I got the three-pack (log, mirror, hammock) and thus far, my little lad has not slept on his hammock. He has, however, taken a keen interest in the floaty mirror. He'll circle and circle it flaring and challenging! The log, well, the log seems to be a shrimp log since one of them likes to hang out in it more than the betta.


----------



## dramaqueen (Jul 7, 2008)

Morgan seems to like swimming in and out of his log. I haven't caught him laying in it yet.


----------



## dramaqueen (Jul 7, 2008)

Morgan loves his log!! lol He swims through it then comes around and goes through it again and again. lol It's so cute and funny!


----------



## neekis (Mar 1, 2010)

I would love to see pics of him with the log. I can't wait to get a bigger tank!


----------



## dramaqueen (Jul 7, 2008)

I just took some pics with my cell phone. They may not come out too clear but I'll try to load them onto my laptop later if I can.


----------



## neekis (Mar 1, 2010)

Thanks - I look forward to seeing them. It's a beautiful day here, so we'll be outside most of the day! Yeah - Spring is here...until the weekend when we are expecting snow again


----------



## dramaqueen (Jul 7, 2008)

Ugh! I hope we don't have any more snow here. I'm SICK of it!! lol


----------



## JaspersANGEL (Oct 12, 2009)

im curious to see pic's of that log also, although it would be useless for me since Jasper sleep's in his rock and well Charlie perches behind the heater, so maybe
but I'm curious about that floating mirror, does the betta take more enjoyment in it then just propping a small mirror outside of the tank...


----------



## Min (Jan 18, 2010)

I will post a pic after I get home from work if no one has beat me to it.


----------



## dramaqueen (Jul 7, 2008)

Here is a pic of mine. Morgan loves it. lol Min, go ahead and post yours. My pics are blurry. http://www.tropicalfishkeeping.com/betta-pictures/morgan-his-log-39305/


----------



## Min (Jan 18, 2010)

Ok my picS r super blurry but you can at least see the size comparison. This is in a 3 gal tank .


----------



## dramaqueen (Jul 7, 2008)

I have mine in a 1.5 critter keeper. A little small for a log, I know but Morgan loves swimming in and out of it.


----------



## neekis (Mar 1, 2010)

Min said:


> Ok my picS r super blurry but you can at least see the size comparison. This is in a 3 gal tank .

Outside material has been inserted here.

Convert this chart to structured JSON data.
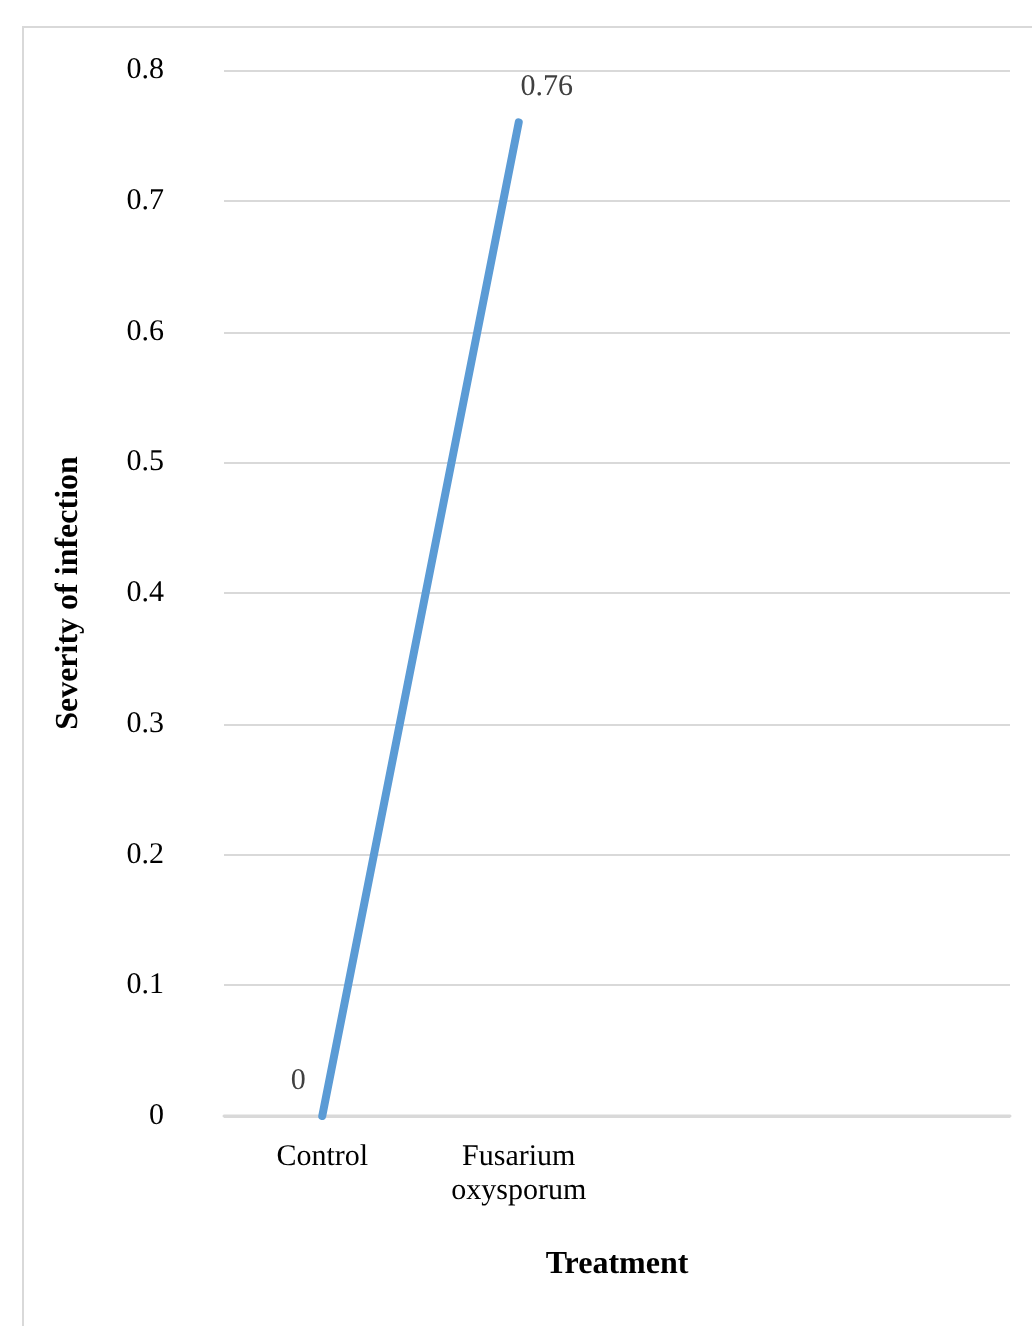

Very cool! And yeah...that is big! I'm so glad I asked for pics because I didn't realize the length of it. Thanks!!!


----------



## neekis (Mar 1, 2010)

dramaqueen said:


> I have mine in a 1.5 critter keeper. A little small for a log, I know but Morgan loves swimming in and out of it.


You talked me into it...I'm going to get one and put it in my 1.5 gal. I'll just have to take out the BIG NEMO statue. I'll just swap it back and forth so my son doesn't get too upset....Unless of course Neekis likes it too much, then I'll find some kind of excuse to keep Nemo out! 

thanks again!!!! :lol:


----------



## neekis (Mar 1, 2010)

Got my log!!! Neekis loves it...and yes, it's a bit large for my 1.5 gal. tank. It only took him a few seconds and he starting swimming through it!!! I was planning on leaving it in for a little while, then taking it out due to its size...but couldn't do it because Neekis loves it too much! (And to think the guy at Petco said bettas don't really care about swimming through things...)

Also got the mirror exercise ball - and yes...he loves that too. I only leave it in for 5 min, then take it out. 

Thanks soo much for posting the pics and all the feedback...I'm so glad I got both of these "toys" for Neekis!


----------



## Jessiefish (Oct 2, 2009)

I put one of these in my Baldwin's 2.5g critter keeper and he LOVES it! He's been swimming through it and resting in it all day.


----------



## soleilvie (Mar 20, 2010)

How would this fare in a 5 gallon hex? I mean, would it get in the way of the hood/filter/heater? It looks fun!


----------



## Jessiefish (Oct 2, 2009)

So. I was cleaning my tanks this weekend and I noticed that the first log I got was black/brown & slimy -- I thought it was algae or something, but it was the paint coming off! Not very awesome, especially for a $10 item...


----------



## Min (Jan 18, 2010)

Eeek! ill def have to keep an eye out for that .


----------



## bloo97 (Mar 6, 2010)

Ouch...


----------



## dramaqueen (Jul 7, 2008)

I haven't had a problem with mine so far but I'll definitely keep an eye on it.


----------



## mysquishy (Mar 12, 2010)

Those are cool. I should get some for my new tanks.


----------